Rolling over a paydayloan every 2 weeks for a year
can run up interest charges of over 600 percent!


Payday loans
(also known as deferred deposit advances) are small-dollar, short-term, unsecured loans that borrowers promise to repay out of their next paycheck or regular income payment (such as a social security check).

Payday loans are usually priced at a fixed dollar fee, which represents the finance charge to the borrower. Because these loans have such short terms to maturity, the cost of borrowing, expressed as an annual percentage rate (APR, is very high.

Alternatives to PaydayLoans

PAYDAYLOANS
There are other options. Consider the possibilities before choosing a payday loan:
  • When you need credit, shop carefully. Compare offers. Look for the credit offer with the lowest APR - consider a small loan from your credit union or small loan company, an advance on pay from your employer, or a loan from family or friends. A cash advance on a credit card also may be a possibility, but it may have a higher interest rate than your other sources of funds: find out the terms before you decide. Also, a local community-based organization may make small business loans to individuals.
     
  • Compare the APR and the finance charge (which includes loan fees, interest and other types of credit costs) of credit offers to get the lowest cost.
     
  • Ask your creditors for more time to pay your bills. Find out what they will charge for that service - as a late charge, an additional finance charge or a higher interest rate.
     
  • Make a realistic budget, and figure your monthly and daily expenditures. Avoid unnecessary purchases - even small daily items. Their costs add up. Also, build some savings - even small deposits can help - to avoid borrowing for emergencies, unexpected expenses or other items. For example, by putting the amount of the fee that would be paid on a typical $300 payday loan in a savings account for six months, you would have extra dollars available. This can give you a buffer against financial emergencies.
     
  • Find out if you have, or can get, overdraft protection on your checking account. If you are regularly using most or all of the funds in your account and if you make a mistake in your checking (or savings) account ledger or records, overdraft protection can help protect you from further credit problems. Find out the terms of overdraft protection.
     
  • If you need help working out a debt repayment plan with creditors or developing a budget, contact your local consumer credit counseling service.
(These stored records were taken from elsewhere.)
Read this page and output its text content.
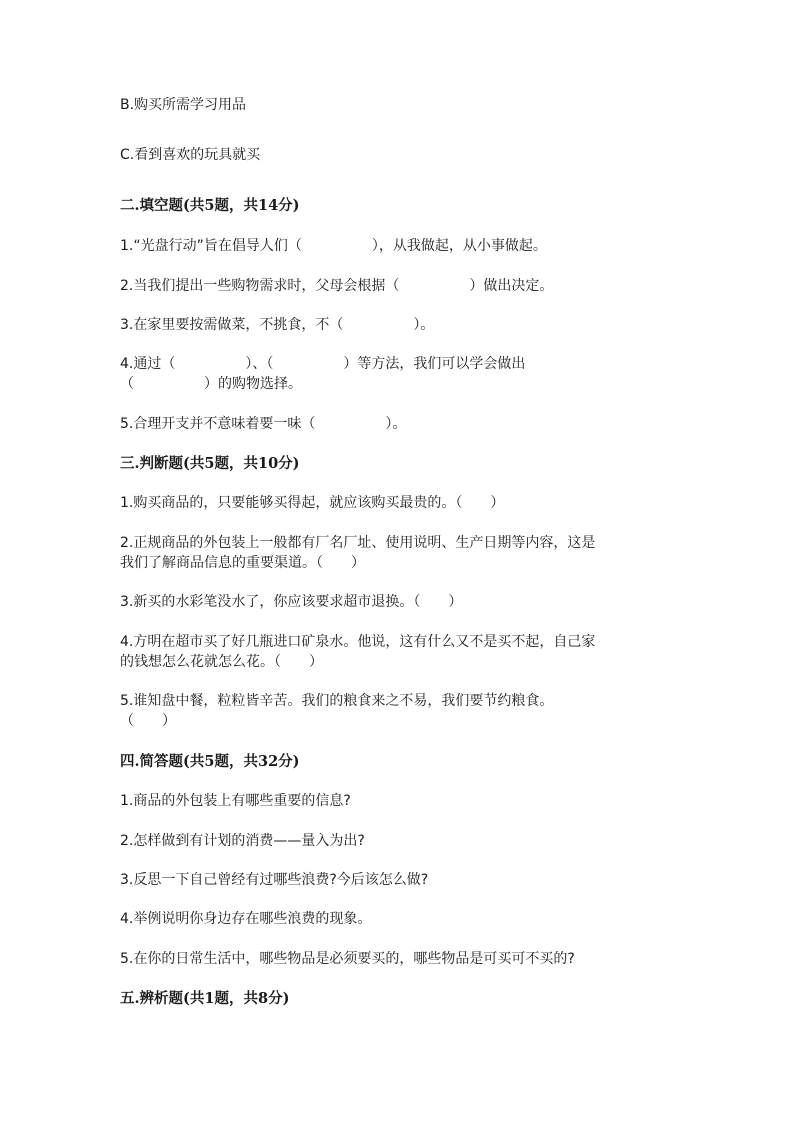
B.购买所需学习用品
C.看到喜欢的玩具就买
二.填空题(共5题，共14分)
1.“光盘行动”旨在倡导人们（　　　　　），从我做起，从小事做起。
2.当我们提出一些购物需求时，父母会根据（　　　　　）做出决定。
3.在家里要按需做菜，不挑食，不（　　　　　）。
4.通过（　　　　　）、（　　　　　）等方法，我们可以学会做出
（　　　　　）的购物选择。
5.合理开支并不意味着要一味（　　　　　）。
三.判断题(共5题，共10分)
1.购买商品的，只要能够买得起，就应该购买最贵的。（　　）
2.正规商品的外包装上一般都有厂名厂址、使用说明、生产日期等内容，这是
我们了解商品信息的重要渠道。（　　）
3.新买的水彩笔没水了，你应该要求超市退换。（　　）
4.方明在超市买了好几瓶进口矿泉水。他说，这有什么又不是买不起，自己家
的钱想怎么花就怎么花。（　　）
5.谁知盘中餐，粒粒皆辛苦。我们的粮食来之不易，我们要节约粮食。
（　　）
四.简答题(共5题，共32分)
1.商品的外包装上有哪些重要的信息?
2.怎样做到有计划的消费——量入为出?
3.反思一下自己曾经有过哪些浪费?今后该怎么做?
4.举例说明你身边存在哪些浪费的现象。
5.在你的日常生活中，哪些物品是必须要买的，哪些物品是可买可不买的?
五.辨析题(共1题，共8分)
There are non-profit groups in every state that offer credit guidance to consumers. These services are available at little or no cost. Also, check with your employer, credit union or housing authority for no- or low-cost credit counseling programs.
     
  • If you decide you must use a payday loan, borrow only as much as you can afford to pay with your next paycheck and still have enough to make it to the next payday.

 

Borrowers who obtain payday loans generally have cash flow difficulties, and few, if any, lower-cost borrowing alternatives. In addition, some payday lenders perform minimal analysis of the borrower's ability to repay either at the loan's inception or upon refinancing; they may merely require a current pay stub or proof of a regular income source and evidence that the customer has a checking account.

Other payday lenders use scoring models and consult nationwide databases that track bounced checks and persons with outstanding payday loans. However, payday lenders typically do not obtain or analyze information regarding the borrower's total level of indebtedness or information from the major national credit bureaus (Equifax, Experian, TransUnion).

In addition, payday lenders generally do not conduct a substantive review of the borrower's credit history. The combination of the borrower's limited financial capacity, the unsecured nature of the credit, and the limited underwriting analysis of the borrower's ability to repay pose substantial credit risk for insured depository institutions.